While mobile take-out ordering accounts for less than 10% of Snapfinger transactions now (calling and Web ordering are still more popular), Garrett believes that the platform will become the most common channel for take-out on his system in three to five years.
The restaurant industry traditionally is slow to adopt new technology and even marketing methods. Getting the chains to push the technology across their marketing channels is an uphill battle, but Garrett says the incentives for moving to mobile should be apparent. Eighty percent of a restaurant's business comes from returning guests, so increasing guest frequency is critical to business success.
"We see an increase in guest frequency from the mobile app of three to one," he claims. "If you were going once a month, you are going three times a month because you are using the order button more frequently." The app adds convenience because it saves past orders for quick reordering. Garrett also says that the mobile customer is tallying up a check that is 27% higher than phone take-out orders.
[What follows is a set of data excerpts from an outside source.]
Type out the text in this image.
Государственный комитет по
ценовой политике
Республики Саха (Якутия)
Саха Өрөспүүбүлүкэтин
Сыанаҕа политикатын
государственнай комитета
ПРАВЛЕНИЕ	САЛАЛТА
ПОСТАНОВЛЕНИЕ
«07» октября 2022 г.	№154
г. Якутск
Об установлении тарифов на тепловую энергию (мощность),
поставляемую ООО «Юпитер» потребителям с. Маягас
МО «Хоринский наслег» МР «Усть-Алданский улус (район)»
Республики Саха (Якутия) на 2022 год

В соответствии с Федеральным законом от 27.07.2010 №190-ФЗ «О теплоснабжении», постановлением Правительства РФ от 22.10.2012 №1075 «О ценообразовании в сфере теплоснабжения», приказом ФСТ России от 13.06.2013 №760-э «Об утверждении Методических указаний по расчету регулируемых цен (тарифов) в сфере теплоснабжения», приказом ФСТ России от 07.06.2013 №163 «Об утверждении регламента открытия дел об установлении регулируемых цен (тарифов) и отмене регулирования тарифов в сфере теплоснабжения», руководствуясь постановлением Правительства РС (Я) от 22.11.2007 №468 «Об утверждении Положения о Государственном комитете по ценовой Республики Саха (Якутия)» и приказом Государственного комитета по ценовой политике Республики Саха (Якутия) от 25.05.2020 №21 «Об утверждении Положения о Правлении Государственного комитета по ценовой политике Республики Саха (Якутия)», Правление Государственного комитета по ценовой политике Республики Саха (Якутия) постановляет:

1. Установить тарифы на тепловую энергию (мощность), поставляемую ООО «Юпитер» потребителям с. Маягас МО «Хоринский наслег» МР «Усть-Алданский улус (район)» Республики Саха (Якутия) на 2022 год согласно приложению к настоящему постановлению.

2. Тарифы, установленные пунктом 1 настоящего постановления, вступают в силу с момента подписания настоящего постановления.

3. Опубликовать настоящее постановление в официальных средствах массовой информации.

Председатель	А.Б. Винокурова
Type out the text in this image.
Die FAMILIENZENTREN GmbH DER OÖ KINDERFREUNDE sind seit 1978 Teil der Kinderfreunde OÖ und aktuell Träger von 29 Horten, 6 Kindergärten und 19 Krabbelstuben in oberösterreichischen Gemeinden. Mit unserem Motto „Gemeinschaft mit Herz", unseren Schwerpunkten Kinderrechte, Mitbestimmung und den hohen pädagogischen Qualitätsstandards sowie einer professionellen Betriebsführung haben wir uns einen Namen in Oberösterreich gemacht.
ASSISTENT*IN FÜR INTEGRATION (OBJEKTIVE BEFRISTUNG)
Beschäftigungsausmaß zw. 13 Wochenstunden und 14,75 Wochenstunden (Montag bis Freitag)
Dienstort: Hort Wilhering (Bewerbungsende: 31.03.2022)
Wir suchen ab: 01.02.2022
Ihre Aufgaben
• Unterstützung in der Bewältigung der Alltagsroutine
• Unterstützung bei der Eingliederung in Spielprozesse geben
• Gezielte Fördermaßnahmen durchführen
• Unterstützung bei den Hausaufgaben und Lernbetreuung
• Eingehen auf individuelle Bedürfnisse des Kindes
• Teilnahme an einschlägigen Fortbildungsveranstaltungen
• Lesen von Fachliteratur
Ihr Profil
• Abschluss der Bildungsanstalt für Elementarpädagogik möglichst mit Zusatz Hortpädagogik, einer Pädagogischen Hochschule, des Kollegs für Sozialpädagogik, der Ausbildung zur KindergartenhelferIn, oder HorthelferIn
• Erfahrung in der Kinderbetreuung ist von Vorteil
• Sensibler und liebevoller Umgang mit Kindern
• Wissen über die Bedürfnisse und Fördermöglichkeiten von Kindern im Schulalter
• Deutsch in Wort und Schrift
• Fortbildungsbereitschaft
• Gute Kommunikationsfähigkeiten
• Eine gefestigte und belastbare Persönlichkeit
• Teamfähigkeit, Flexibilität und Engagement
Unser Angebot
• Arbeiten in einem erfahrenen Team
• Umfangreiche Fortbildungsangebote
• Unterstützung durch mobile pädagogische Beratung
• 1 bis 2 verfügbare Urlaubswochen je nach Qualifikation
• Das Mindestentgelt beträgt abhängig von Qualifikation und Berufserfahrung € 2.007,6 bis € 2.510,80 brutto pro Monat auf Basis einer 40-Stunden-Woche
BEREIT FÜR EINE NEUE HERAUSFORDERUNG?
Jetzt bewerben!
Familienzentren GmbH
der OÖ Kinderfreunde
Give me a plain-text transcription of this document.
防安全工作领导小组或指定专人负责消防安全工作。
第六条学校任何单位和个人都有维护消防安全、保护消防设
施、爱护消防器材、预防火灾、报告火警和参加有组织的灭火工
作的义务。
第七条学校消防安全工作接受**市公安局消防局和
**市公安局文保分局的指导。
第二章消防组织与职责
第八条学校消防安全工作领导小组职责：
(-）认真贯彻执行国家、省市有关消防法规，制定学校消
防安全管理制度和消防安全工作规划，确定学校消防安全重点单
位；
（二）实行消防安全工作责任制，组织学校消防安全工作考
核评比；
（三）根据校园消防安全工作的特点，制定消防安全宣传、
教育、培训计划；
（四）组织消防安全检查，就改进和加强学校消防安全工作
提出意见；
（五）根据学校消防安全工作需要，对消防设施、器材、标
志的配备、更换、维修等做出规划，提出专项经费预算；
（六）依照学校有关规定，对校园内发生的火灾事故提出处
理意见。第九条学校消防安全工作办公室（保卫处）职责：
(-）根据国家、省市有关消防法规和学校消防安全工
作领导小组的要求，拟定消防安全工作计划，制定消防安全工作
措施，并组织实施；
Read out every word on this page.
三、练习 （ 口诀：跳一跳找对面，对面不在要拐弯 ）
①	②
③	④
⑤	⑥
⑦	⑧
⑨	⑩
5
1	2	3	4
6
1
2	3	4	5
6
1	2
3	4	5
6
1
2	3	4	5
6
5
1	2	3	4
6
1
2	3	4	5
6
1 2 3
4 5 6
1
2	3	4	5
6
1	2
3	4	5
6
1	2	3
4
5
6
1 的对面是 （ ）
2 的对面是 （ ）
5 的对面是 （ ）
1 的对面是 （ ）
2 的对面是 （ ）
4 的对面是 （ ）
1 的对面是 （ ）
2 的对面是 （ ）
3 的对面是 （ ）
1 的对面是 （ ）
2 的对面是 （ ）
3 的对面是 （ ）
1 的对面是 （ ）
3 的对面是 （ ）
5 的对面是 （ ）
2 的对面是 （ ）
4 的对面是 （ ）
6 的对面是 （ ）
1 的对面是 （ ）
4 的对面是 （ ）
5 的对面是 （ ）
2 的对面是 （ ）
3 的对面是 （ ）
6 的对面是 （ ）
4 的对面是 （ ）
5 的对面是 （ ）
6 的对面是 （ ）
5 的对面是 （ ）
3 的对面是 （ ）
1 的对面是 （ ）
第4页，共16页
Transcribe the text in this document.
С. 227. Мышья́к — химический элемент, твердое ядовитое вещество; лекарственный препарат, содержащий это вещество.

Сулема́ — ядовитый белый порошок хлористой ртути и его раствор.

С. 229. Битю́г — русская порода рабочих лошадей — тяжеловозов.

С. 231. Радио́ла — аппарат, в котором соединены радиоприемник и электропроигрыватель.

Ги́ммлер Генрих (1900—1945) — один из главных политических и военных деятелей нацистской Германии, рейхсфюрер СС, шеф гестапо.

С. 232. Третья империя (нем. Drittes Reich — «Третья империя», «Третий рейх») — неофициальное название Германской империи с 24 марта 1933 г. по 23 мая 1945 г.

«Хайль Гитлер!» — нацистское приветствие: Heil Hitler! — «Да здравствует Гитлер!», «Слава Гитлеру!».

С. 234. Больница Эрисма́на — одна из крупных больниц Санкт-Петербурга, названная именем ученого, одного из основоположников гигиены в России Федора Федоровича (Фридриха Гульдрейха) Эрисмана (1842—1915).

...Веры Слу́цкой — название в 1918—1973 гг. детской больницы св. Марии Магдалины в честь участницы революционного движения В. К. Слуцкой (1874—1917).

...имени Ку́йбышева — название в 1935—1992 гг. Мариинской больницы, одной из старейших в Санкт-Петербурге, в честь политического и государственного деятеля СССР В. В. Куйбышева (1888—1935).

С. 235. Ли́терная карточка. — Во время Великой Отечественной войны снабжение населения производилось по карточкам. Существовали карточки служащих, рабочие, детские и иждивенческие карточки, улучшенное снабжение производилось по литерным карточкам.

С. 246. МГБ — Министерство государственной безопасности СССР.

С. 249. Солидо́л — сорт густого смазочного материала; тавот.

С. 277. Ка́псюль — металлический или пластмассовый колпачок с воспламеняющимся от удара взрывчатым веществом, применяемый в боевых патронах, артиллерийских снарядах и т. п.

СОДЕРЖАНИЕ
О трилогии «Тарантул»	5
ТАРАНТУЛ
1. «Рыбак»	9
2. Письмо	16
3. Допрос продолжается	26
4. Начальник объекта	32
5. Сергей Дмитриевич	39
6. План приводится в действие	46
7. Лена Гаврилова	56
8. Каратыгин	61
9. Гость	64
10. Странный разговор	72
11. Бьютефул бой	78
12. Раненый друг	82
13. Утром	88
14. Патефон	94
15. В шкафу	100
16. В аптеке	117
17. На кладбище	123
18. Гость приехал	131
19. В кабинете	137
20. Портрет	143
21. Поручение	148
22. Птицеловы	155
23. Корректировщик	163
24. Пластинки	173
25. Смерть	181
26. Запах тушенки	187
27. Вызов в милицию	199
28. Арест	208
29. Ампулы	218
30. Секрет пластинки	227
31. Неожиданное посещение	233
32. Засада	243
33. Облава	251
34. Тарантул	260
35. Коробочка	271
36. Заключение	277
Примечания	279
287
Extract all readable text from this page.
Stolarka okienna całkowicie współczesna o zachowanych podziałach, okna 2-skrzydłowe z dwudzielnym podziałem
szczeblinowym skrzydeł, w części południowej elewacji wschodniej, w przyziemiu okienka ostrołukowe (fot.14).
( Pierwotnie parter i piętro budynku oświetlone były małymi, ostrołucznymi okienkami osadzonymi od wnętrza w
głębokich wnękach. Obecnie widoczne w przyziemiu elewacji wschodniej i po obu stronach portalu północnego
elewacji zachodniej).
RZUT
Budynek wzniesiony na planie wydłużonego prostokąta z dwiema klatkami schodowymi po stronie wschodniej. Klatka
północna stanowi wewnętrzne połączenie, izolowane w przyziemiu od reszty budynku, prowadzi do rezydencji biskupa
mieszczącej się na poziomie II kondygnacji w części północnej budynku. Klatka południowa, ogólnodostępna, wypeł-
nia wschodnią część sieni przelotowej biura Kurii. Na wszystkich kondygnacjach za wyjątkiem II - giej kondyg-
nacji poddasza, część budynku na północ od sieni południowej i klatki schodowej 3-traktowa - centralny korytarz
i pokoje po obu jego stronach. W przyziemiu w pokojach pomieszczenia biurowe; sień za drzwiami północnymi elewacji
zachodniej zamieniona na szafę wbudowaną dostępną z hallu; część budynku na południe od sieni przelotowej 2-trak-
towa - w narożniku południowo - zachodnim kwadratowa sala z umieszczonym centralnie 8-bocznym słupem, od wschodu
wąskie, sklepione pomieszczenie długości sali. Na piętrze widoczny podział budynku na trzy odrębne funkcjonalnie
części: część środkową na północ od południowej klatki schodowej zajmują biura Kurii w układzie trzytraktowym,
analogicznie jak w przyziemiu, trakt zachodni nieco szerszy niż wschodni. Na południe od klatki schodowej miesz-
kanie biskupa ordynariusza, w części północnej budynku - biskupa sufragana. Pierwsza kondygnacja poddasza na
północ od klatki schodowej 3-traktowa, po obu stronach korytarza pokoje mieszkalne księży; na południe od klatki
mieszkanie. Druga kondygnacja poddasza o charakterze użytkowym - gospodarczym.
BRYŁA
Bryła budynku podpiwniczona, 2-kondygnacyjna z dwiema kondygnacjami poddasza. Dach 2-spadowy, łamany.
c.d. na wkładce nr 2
Because Snapfinger services the restaurant chains across phone, Web and now mobile, Garrett is getting to see the comparative efficiencies and trends across traditional, new-media and next-media platforms. As Web and mobile orders rise, direct phone orders decrease and overall volume also goes up. Order inaccuracy also declines. "I have been in this industry for 30 years, and this is the most tangible use of technology I have ever seen," says Garrett. "When you talk about value to the customer experience and value to the restaurant -- the increase in check-in guest frequency and the decrease in inaccurate orders, in every category -- it is a slam dunk."
There are some challenges, to be sure. The Snapfinger apps have to manage pretty dense menus that don't always translate well to the small screen. That first encounter with Outback or Boston Market on an app can be daunting. And Garrett admits that franchises need to support the app at all of their locations in order for the consumer to feel confident using the system nearby. Downloading the Subway app only to find that your local venues are not there can sour the experience.
But the potential here is staggering. If restaurants have a direct line back to their most loyal customers, and even know what their tastes are, the CRM possibilities are endless.
While scores of social media start-ups spend the next few years inventing new marketing models for leveraging local venues, my guess is that this simple extension of an existing habit, ordering take-out, is where real people's real money will flow first.